March Employment Report Does Not Change Macroeconomic Outlook

The March Employment Report does not change the macroeconomic outlook nor should it change the Fed's gradual approach to tightening.  Real GDP Growth should continue to grow moderately with little inflationary pressures.  The risk is still for Real GDP Growth to speed up in Q218, with job growth in Aprl-May continuing to pay back for the January-February strength -- just as it did last year. 

The Report should be neutral to positive for stocks and Treasuries, once they look past the headlines.  The markets, however,  are focused on the threat of a trade war and the other policy threats coming out of Washington.

Payrolls were strong in Q118, despite the sharp slowdown to +103k m/m in March and net 50k downward revision to January-February.   They averaged +201k m/m in the quarter, above the +182k m/m  2017 average.  This relatively strong job growth probably means Payrolls still have more room to pay back for the January-February strength.  They should remain soft in April-May, like last year (see my March 18 blog).  The jump in layoff announcements in March, particularly in the retail sector (eg, Toys R Us), and last week's jump in Initial Claims support this view.

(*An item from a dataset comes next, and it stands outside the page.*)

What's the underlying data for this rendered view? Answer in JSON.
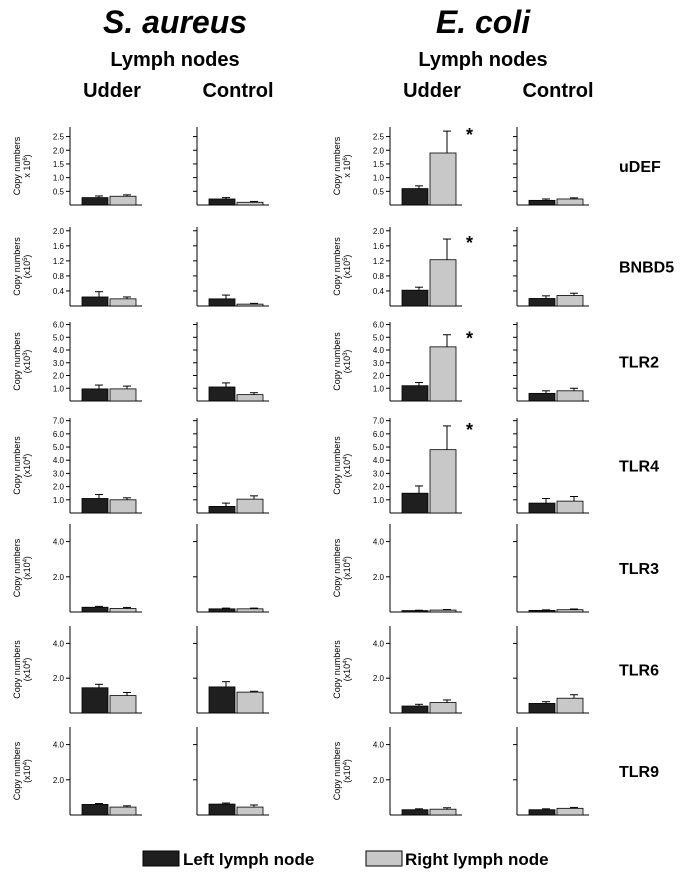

Wage pressures remain in check, despite the 0.3% m/m jump in March Average Hourly Earnings.   The jump is consistent with calendar considerations.   The latter point to a 0.2% m/m increase in April and 0.1% m/m increase in May.    The y/y would be 2.6-2.7% in May, little changed from the 2.7% seen in March and in 2017. 

Importantly, the Labor Force Participation Rate stayed high in March, edging down only 0.1% pt to 62.9%.  This was the high point in 2017, attained in 5 of the 12 months.   A high participation rate allows for faster GDP growth without putting upward pressure on wages.